Depender da ajuda do governo (ou seja, do dinheiro dos franceses) para tentar socorrer o mercado automotivo, que não consegue sair do buraco, é algo sintomático de um setor que vive uma fase complicada. A França não é a única nessa situação na Europa, mas tem um trunfo nas mãos: o leasing social. Ainda assim, isso mais parece um curativo em uma ferida aberta do que uma solução de verdade.
Com um quarto do volume perdido, o mercado automotivo francês está em terreno instável. Mas será que já chegaram ao fundo do poço ou ainda estão afundando? É como no mercado financeiro: às vezes, uma longa sequência de quedas faz parecer que a recuperação está próxima, quando na verdade ainda tem chão pela frente.
Muita gente não acredita em uma virada tão cedo para o setor
No ano passado, o CEO da Mercedes, Ola Källenius, já dizia que não via chances de retomada antes de 2026 — talvez só em 2027. E os números mais recentes da marca confirmam essa leitura: queda de 9% no segundo trimestre de 2025, mesmo com a empresa alegando que os estoques foram impactados por questões ligadas às tarifas alfandegárias.
Na França, a situação é parecida com a do restante da Europa: a tendência ainda é de queda. E ela preocupa. Luc Chatel, presidente da Plataforma Automotiva (PFA), chegou a dizer que “a crise que enfrentamos hoje é muito mais complexa e perigosa, porque pode colocar em risco a própria existência dessa indústria. O setor automotivo pode passar pelo mesmo que outras indústrias viveram no passado”.
O problema é o carro elétrico mesmo?

Para Luc Chatel, o culpado está claro: “A União Europeia decidiu que só havia uma solução, o carro elétrico, mas poucos motoristas realmente aderiram. E agora, estão perdidos. O sistema ficou absurdamente complicado. Os bônus mudaram 17 vezes em cinco anos! É quase meia-noite para a indústria automotiva. É preciso agir rápido”, disse durante o encontro Rencontres du Pneu et de l’Innovation, segundo o Journal du Pneu.
O carro elétrico virou o centro das tensões
Não só entre entidades e associações do setor automotivo, mas também entre os próprios executivos. Porsche, BMW, Stellantis — não faltam exemplos recentes de montadoras que já não sabem se devem seguir adiante com certos projetos 100% elétricos. O caso mais emblemático talvez seja o retorno do Fiat 500 a combustão ao lado da versão elétrica, que simplesmente parou de vender.
Mas há também estudos que apontam o papel das próprias montadoras na disparada dos preços dos carros novos desde 2021. E, nesse cenário, não dá pra colocar toda a culpa na regulação europeia.
Apostar tudo no leasing social é um erro?

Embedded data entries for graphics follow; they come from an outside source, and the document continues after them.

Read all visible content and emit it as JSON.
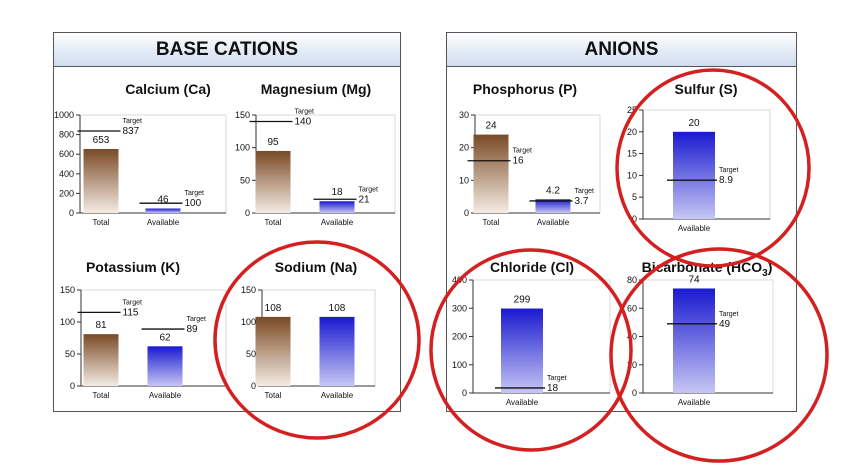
{
  "panels": {
    "base_cations": "BASE CATIONS",
    "anions": "ANIONS"
  },
  "colors": {
    "total_top": "#7a4a25",
    "total_bottom": "#f4ece4",
    "available_top": "#1a1ad0",
    "available_bottom": "#c6c6f4",
    "highlight_circle": "#d42020"
  },
  "chart_data": [
    {
      "id": "calcium",
      "type": "bar",
      "title": "Calcium (Ca)",
      "categories": [
        "Total",
        "Available"
      ],
      "values": [
        653,
        46
      ],
      "targets": [
        837,
        100
      ],
      "yticks": [
        0,
        200,
        400,
        600,
        800,
        1000
      ],
      "ylim": [
        0,
        1000
      ],
      "target_label": "Target"
    },
    {
      "id": "magnesium",
      "type": "bar",
      "title": "Magnesium (Mg)",
      "categories": [
        "Total",
        "Available"
      ],
      "values": [
        95,
        18
      ],
      "targets": [
        140,
        21
      ],
      "yticks": [
        0,
        50,
        100,
        150
      ],
      "ylim": [
        0,
        150
      ],
      "target_label": "Target"
    },
    {
      "id": "potassium",
      "type": "bar",
      "title": "Potassium (K)",
      "categories": [
        "Total",
        "Available"
      ],
      "values": [
        81,
        62
      ],
      "targets": [
        115,
        89
      ],
      "target_texts": [
        "115",
        "89"
      ],
      "yticks": [
        0,
        50,
        100,
        150
      ],
      "ylim": [
        0,
        150
      ],
      "target_label": "Target"
    },
    {
      "id": "sodium",
      "type": "bar",
      "title": "Sodium (Na)",
      "categories": [
        "Total",
        "Available"
      ],
      "values": [
        108,
        108
      ],
      "targets": [
        null,
        null
      ],
      "yticks": [
        0,
        50,
        100,
        150
      ],
      "ylim": [
        0,
        150
      ],
      "target_label": ""
    },
    {
      "id": "phosphorus",
      "type": "bar",
      "title": "Phosphorus (P)",
      "categories": [
        "Total",
        "Available"
      ],
      "values": [
        24,
        4.2
      ],
      "targets": [
        16,
        3.7
      ],
      "yticks": [
        0,
        10,
        20,
        30
      ],
      "ylim": [
        0,
        30
      ],
      "target_label": "Target"
    },
    {
      "id": "sulfur",
      "type": "bar",
      "title": "Sulfur (S)",
      "categories": [
        "Available"
      ],
      "values": [
        20
      ],
      "targets": [
        8.9
      ],
      "yticks": [
        0,
        5,
        10,
        15,
        20,
        25
      ],
      "ylim": [
        0,
        25
      ],
      "target_label": "Target"
    },
    {
      "id": "chloride",
      "type": "bar",
      "title": "Chloride (Cl)",
      "categories": [
        "Available"
      ],
      "values": [
        299
      ],
      "targets": [
        18
      ],
      "yticks": [
        0,
        100,
        200,
        300,
        400
      ],
      "ylim": [
        0,
        400
      ],
      "target_label": "Target"
    },
    {
      "id": "bicarbonate",
      "type": "bar",
      "title": "Bicarbonate (HCO",
      "title_sub": "3",
      "title_tail": ")",
      "categories": [
        "Available"
      ],
      "values": [
        74
      ],
      "targets": [
        49
      ],
      "yticks": [
        0,
        20,
        40,
        60,
        80
      ],
      "ylim": [
        0,
        80
      ],
      "target_label": "Target"
    }
  ]
}
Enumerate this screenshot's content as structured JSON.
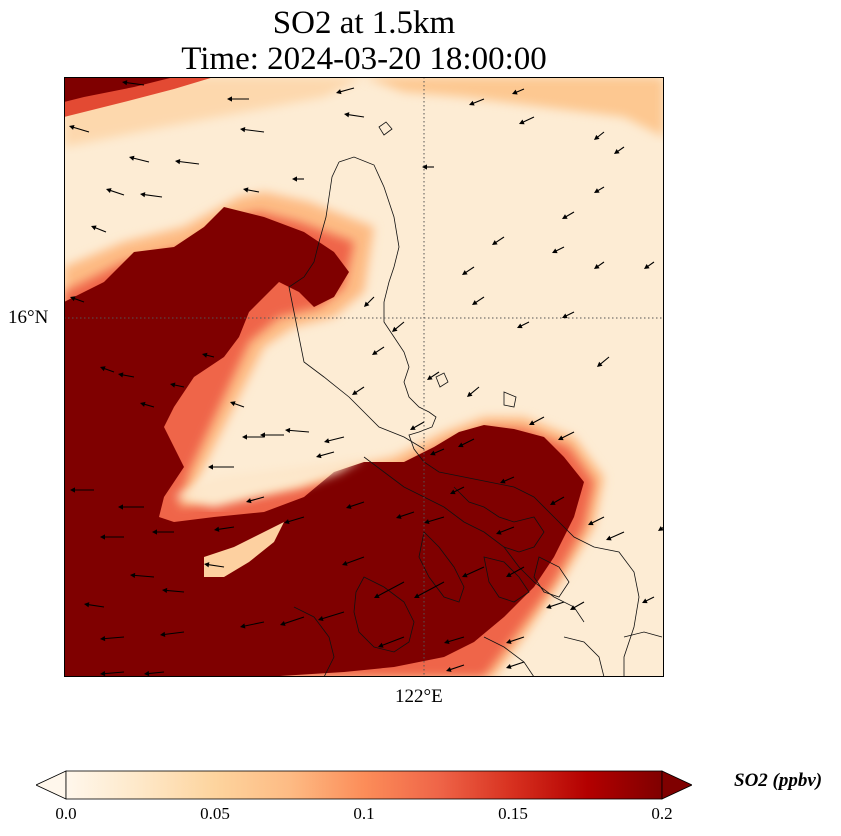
{
  "title": {
    "line1": "SO2 at 1.5km",
    "line2": "Time: 2024-03-20 18:00:00"
  },
  "map": {
    "lat_label": "16°N",
    "lon_label": "122°E",
    "field": "SO2 concentration",
    "wind_vectors": "shown",
    "coastlines": "shown",
    "gridlines": "dotted"
  },
  "colorbar": {
    "label": "SO2 (ppbv)",
    "ticks": [
      "0.0",
      "0.05",
      "0.1",
      "0.15",
      "0.2"
    ],
    "min": 0.0,
    "max": 0.2,
    "extend": "both",
    "colormap": "OrRd",
    "colors": [
      "#fff7ec",
      "#fee8c8",
      "#fdd49e",
      "#fdbb84",
      "#fc8d59",
      "#ef6548",
      "#d7301f",
      "#b30000",
      "#7f0000"
    ]
  }
}
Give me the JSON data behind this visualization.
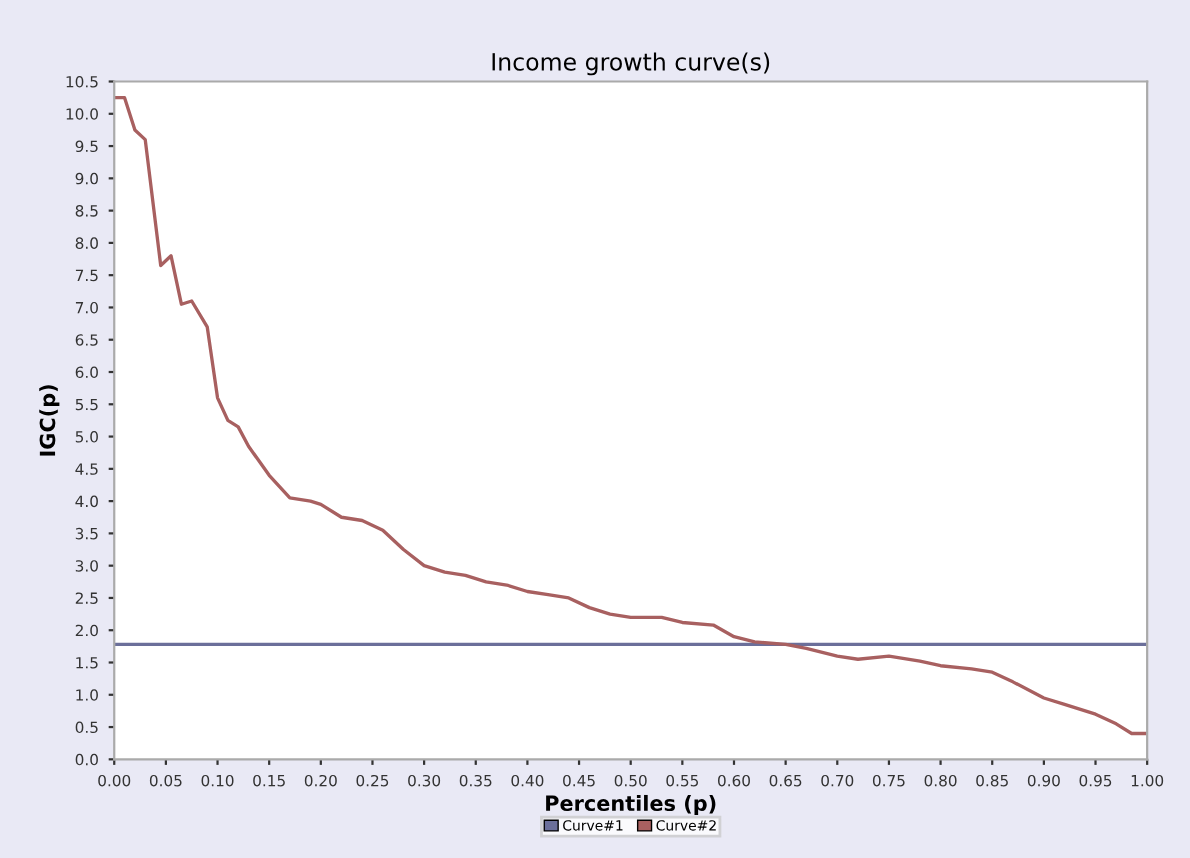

Para tentar frear a queda nas vendas e dar novo fôlego aos elétricos em mercados como o francês (mesmo que, em 2025, os números europeus tenham sido mais positivos), um novo discurso tem ganhado força: confiar no leasing social. Mas essa é uma estratégia arriscada e claramente de curto prazo.
O leasing social se parece muito com um modelo de economia controlada, em que o próprio Estado assume o papel de impulsionar as vendas. E não apenas com incentivos fiscais para “facilitar” o acesso, mas com financiamento direto.

O valor pode chegar a mais de R$ 42 mil por veículo em 2025, enquanto no ano passado era de cerca de R$ 78 mil. O leasing social pode, sim, ajudar a impulsionar as vendas a partir de setembro, já que as montadoras estão prontas. Renault e Stellantis, por exemplo, já se posicionaram publicamente sobre o tema.
Mas o que isso realmente representa?
Colocar 50 mil carros elétricos novos nas ruas é um ganho, claro. Mas ainda parece pouco diante do cenário: são 50 mil carros em um mercado que movimenta 1,6 milhão de unidades. Não é com leasing social que o setor automotivo francês vai dar a volta por cima.
Ainda assim, o leasing social tem um ponto positivo: ele coloca mais carros elétricos em circulação, que futuramente vão abastecer o mercado de usados quando os contratos de leasing chegarem ao fim. E hoje, o mercado de seminovos é o principal canal de compra para os motoristas franceses.